1. DC Confidential - Christopher Meyer
In which the British Ambassador to the United States during the Iraq war run-up recounts his autobiography plus gossip about Blair's and Bush's entourage. Chatty and indiscreet, his smouldering passion for his second wife Catherine burns off every page.
2. Too Beautiful for You - Rod Liddle
The Sunday Time's enemy of Political Correctness in an earlier incarnation (2003) as a writer of short stories. Full of the f- and c- words, sexually explicit (way too much information), these are the chronicles of alienated small-time folk in the metropolis. Genuinely insightful, macabre and funny.
3. Shadow of the Giant - Orson Scott Card
The latest 'final installment' in the Ender/Shadow saga. It's an easy read, a page turner, describing the process whereby Peter ends up as the Hegemon of a united world and the Battle School graduates are removed off-Earth where they can cause no more nationalistic trouble.
I tend to share the popular view that all multi-volume sagas exhibit a gentle decline of quality - each successive book being 30% worse than its predecessor. I'm not completely sure this applies here. Card says some interesting things about the religions of the world - in particular Islam. Published in 2005, the themes of this novel are quite contemporary about such matters and Card is clearly not impressed.
Anyway, the door has been carefully left ajar for a further novel in the series, as the woman with an implanted embryo leaves for a colony planet. Is it the monster Achilles as she believes? Or is it the missing ninth child of Bean?
4. Imperium - Robert Harris
Clare is currently reading this, so I have to wait my turn.
5. Narziss and Goldmund - Hermann Hesse (Narziss = Narcissus)
Best known for the stupendous Glass Bead Game, this is a precursor to some of the themes in that Nobel-prize-winning book. To be truthful I skimmed through it: it's a lesser work mostly devoted to descriptions of Goldmund seducing myriads of women - a 1930s soft-porn extravaganza. The novel contrasts a sensual, hedonistic (dionysian) lifestyle to the ascetic life of the mind. Right.

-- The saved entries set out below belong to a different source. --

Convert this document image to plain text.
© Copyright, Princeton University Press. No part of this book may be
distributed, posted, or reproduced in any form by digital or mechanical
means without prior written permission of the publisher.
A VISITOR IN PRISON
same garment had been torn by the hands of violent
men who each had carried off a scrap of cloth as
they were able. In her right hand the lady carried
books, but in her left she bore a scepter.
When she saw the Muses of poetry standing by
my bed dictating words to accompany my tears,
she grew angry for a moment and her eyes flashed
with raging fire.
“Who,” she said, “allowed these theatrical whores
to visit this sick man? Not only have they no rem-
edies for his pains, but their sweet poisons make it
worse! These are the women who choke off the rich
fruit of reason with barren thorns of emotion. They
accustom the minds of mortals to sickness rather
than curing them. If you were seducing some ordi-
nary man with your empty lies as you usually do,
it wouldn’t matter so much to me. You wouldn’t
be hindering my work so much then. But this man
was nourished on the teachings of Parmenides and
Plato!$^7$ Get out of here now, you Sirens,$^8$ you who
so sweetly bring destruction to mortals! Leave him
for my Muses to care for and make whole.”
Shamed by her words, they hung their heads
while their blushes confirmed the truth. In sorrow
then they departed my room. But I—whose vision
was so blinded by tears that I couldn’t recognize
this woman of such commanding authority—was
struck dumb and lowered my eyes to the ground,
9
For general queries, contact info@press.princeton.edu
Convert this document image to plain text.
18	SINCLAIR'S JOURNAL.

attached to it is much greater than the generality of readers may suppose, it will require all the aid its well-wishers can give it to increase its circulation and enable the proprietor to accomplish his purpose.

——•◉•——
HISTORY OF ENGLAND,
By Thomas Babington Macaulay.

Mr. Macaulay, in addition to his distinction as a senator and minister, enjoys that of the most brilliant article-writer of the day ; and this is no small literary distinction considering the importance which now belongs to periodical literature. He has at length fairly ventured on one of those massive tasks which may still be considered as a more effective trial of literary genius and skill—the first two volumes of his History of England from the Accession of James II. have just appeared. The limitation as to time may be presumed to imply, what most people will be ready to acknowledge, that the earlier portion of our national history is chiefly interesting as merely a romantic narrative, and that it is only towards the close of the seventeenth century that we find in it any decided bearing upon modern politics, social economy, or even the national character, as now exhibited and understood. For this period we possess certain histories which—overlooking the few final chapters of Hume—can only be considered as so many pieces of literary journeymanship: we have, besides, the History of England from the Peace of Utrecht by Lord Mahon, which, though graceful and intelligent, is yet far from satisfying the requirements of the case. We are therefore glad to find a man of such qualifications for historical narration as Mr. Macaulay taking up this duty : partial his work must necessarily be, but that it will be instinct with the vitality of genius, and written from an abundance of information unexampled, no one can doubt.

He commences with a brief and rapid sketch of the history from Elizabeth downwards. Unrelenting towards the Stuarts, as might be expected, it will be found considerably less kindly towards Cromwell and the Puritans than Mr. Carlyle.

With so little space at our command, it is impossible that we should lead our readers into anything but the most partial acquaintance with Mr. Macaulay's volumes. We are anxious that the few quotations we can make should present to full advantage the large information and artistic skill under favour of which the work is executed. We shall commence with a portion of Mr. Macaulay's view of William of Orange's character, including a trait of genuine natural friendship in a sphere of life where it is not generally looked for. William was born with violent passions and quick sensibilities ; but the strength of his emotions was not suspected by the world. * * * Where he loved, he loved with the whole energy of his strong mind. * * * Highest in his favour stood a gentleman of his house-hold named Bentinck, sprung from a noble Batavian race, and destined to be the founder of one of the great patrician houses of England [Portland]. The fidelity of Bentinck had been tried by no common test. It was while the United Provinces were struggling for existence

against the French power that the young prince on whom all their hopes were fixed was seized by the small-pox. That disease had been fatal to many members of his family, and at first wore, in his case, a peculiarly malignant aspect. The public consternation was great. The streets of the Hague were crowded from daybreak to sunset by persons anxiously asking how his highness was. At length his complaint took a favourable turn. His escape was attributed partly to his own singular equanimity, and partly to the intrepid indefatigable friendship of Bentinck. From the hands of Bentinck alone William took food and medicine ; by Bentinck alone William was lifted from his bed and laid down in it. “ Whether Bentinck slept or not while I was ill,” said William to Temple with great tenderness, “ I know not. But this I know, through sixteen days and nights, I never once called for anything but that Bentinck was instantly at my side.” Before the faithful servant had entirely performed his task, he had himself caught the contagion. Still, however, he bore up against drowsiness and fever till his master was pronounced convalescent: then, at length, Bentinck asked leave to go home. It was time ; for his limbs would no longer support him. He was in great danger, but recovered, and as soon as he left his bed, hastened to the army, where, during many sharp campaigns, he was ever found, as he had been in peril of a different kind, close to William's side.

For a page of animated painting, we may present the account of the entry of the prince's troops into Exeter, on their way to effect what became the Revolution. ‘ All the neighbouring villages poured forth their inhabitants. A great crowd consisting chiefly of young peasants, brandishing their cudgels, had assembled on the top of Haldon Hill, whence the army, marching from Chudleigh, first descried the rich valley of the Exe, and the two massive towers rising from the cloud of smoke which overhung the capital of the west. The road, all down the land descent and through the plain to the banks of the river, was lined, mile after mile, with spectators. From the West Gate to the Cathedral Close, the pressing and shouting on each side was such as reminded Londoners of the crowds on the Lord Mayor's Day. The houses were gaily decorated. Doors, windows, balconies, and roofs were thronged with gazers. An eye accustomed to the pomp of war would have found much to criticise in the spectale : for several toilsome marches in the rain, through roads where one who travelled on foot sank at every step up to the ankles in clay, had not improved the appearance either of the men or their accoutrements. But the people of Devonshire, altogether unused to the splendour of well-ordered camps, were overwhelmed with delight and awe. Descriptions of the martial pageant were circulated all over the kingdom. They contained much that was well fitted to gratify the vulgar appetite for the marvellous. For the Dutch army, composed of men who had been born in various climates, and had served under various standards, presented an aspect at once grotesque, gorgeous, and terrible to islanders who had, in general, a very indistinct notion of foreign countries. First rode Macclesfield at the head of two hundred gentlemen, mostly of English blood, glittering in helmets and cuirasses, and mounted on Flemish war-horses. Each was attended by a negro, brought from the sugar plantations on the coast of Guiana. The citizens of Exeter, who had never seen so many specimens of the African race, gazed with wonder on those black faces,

Perhaps I should mention Book 2 of my Quantum Mechanics course, where I've just finished the chapter on spin. Is this strange or what? The critical point seems to be to keep track of spin orientation in real space vs. spin eigenvectors in spin space. For example spin-up and spin-down directions in real space are at 180° to each other. Their corresponding eigenvectors - forming a basis in spin-space - are at right angles.